Hotspot wird dadurch die Abteilung E-Learning im Rechenzentrum. Was bisher eine kleine Zelle war, ist jetzt Dreh- und Angelpunkt. „Die aktuelle Situation überrollt unsere 563 Jahre traditionsreiche Präsenzuniversität gerade wie ein Tsunami“, berichtet Leiterin Nicole Wöhrle. Vor einigen Wochen sei E-Learning noch eine sinnvolle didaktische Ergänzung gewesen. Jetzt sehe das ganz anders aus.
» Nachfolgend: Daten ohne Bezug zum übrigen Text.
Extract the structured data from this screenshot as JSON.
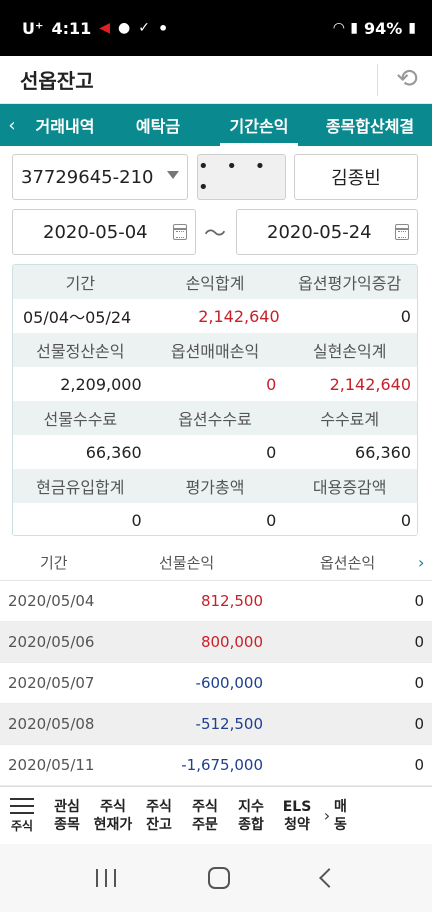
{
  "status_bar": {
    "carrier": "U⁺",
    "time": "4:11",
    "dot": "•",
    "battery": "94%"
  },
  "header": {
    "title": "선옵잔고"
  },
  "tabs": {
    "prev_arrow": "‹",
    "items": [
      {
        "label": "거래내역"
      },
      {
        "label": "예탁금"
      },
      {
        "label": "기간손익"
      },
      {
        "label": "종목합산체결"
      }
    ]
  },
  "account": {
    "number": "37729645-210",
    "password_mask": "• • • •",
    "name": "김종빈"
  },
  "period": {
    "from": "2020-05-04",
    "separator": "～",
    "to": "2020-05-24"
  },
  "summary": {
    "rows": [
      {
        "headers": [
          "기간",
          "손익합계",
          "옵션평가익증감"
        ],
        "values": [
          "05/04～05/24",
          "2,142,640",
          "0"
        ],
        "value_colors": [
          "",
          "red",
          ""
        ]
      },
      {
        "headers": [
          "선물정산손익",
          "옵션매매손익",
          "실현손익계"
        ],
        "values": [
          "2,209,000",
          "0",
          "2,142,640"
        ],
        "value_colors": [
          "",
          "red",
          "red"
        ]
      },
      {
        "headers": [
          "선물수수료",
          "옵션수수료",
          "수수료계"
        ],
        "values": [
          "66,360",
          "0",
          "66,360"
        ],
        "value_colors": [
          "",
          "",
          ""
        ]
      },
      {
        "headers": [
          "현금유입합계",
          "평가총액",
          "대용증감액"
        ],
        "values": [
          "0",
          "0",
          "0"
        ],
        "value_colors": [
          "",
          "",
          ""
        ]
      }
    ]
  },
  "list": {
    "headers": {
      "period": "기간",
      "futures": "선물손익",
      "options": "옵션손익",
      "next": "›"
    },
    "rows": [
      {
        "date": "2020/05/04",
        "futures": "812,500",
        "options": "0",
        "color": "red"
      },
      {
        "date": "2020/05/06",
        "futures": "800,000",
        "options": "0",
        "color": "red"
      },
      {
        "date": "2020/05/07",
        "futures": "-600,000",
        "options": "0",
        "color": "blue"
      },
      {
        "date": "2020/05/08",
        "futures": "-512,500",
        "options": "0",
        "color": "blue"
      },
      {
        "date": "2020/05/11",
        "futures": "-1,675,000",
        "options": "0",
        "color": "blue"
      }
    ]
  },
  "bottom_menu": {
    "burger_label": "주식",
    "items": [
      {
        "label": "관심\n종목"
      },
      {
        "label": "주식\n현재가"
      },
      {
        "label": "주식\n잔고"
      },
      {
        "label": "주식\n주문"
      },
      {
        "label": "지수\n종합"
      },
      {
        "label": "ELS\n청약"
      }
    ],
    "next_arrow": "›",
    "cut_label": "매\n동"
  }
}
Ob die technische Infrastruktur vorhanden sei? „Wir haben eine gut ausgebaute Lernplattform, die bisher die begleitende Betreuung der Präsenzlehre mit Lernmaterialien und Übungsbereichen sowie Videoinfrastruktur gut abgedeckt hat“, sagt die 45-Jährige. Es fehle aber ein umfassendes Konferenzsystem, um beliebig viele Liveschaltungen abzuhalten. In ihrer Abteilung arbeiten bisher gerade mal rund zehn Leute. Inselchen seien das gegenüber dem Tsunami, erklärt Wöhrle. Im Vergleich: Knapp 25.000 Studierende sind an der Uni immatrikuliert. Dazu kommen mehrere tausend Lehrkräfte.

Hürden für digitale Lehre seien bisher vor allem zeitliche Engpässe bei Lehrkräften gewesen. Es sei oft wenig Zeit geblieben, sich mit neuen Möglichkeiten auseinanderzusetzen. „Heute scheint diese Herausforderung nahezu verschwunden“, sagt Wöhrle. Engpass sei jetzt – wie in Schulen auch – die Netzinfrastruktur. „Durch Homeoffice und Fernlehre
nutzen plötzlich alle Leitungskapazitäten wie nie zuvor.“

Jennifer Andexer und Heiko Winter

Preisgekrönt: Jennifer Andexer und Heiko Winter haben Erfahrung mit E-Learning. Auf 100 Prozent digital sind aber auch sie nicht vorbereitet.

„Zeitlich sehr aufwendig“
Das Problem wird auch auf zwei Dozenten zukommen, die sich mit Digitalem auskennen: Jennifer Andexer und Heiko Winter. Sie haben den eLearning-Förderpreis 2020 der Uni Freiburg bekommen. Gänzlich vorbereitet sind aber auch sie nicht. „Komplett neue E-Learning-Module zu erstellen, ist zeitlich sehr aufwendig“, sagt Andexer. Die 39-jährige Dozentin am Institut für Pharmazeutische Wissenschaften hat die Erfahrung gemacht, dass die Diskrepanz zwischen dem gewünschten Ergebnis und dem technisch Möglichen frustrierend sein kann.

Zeitliche und örtliche Flexibilität seien ein Vorteil. Fehlende Interaktion und weniger direktes Feedback aber ein Problem. „Die geforderte Selbstständigkeit kann auch überfordernd wirken“, sagt Andexer. Zeitverzögerte Angebote von zu Hause aus hält sie für umsetzbar. Bei Live-Schaltungen für Seminare befürchtet sie Engpässe im Netz.

Ein persönliches Gespräch ist für Jennifer Andexer nie durch Telefon oder Video zu ersetzen. Außerdem seien Studiengänge in ihrem Fachbereich durch Praktika geprägt. „Würden Sie sich gerne von einem angehenden Chirurgen behandeln lassen, der nur am Computer gelernt hat, wo der Blinddarm ist?“ Sie ist überzeugt: Arbeiten und Lernen im Labor wird sich nicht komplett ersetzen lassen.

Asynchrone Seminare
Auch ihr Kollege Heiko Winter ist gespannt auf die neue Situation. Er habe zwar bereits ein kleines E-Modul angeboten, das sei aber ebenfalls auf Präsenz der Teilnehmer aufgebaut. Nutzen kann er es für Distanzlehre nicht.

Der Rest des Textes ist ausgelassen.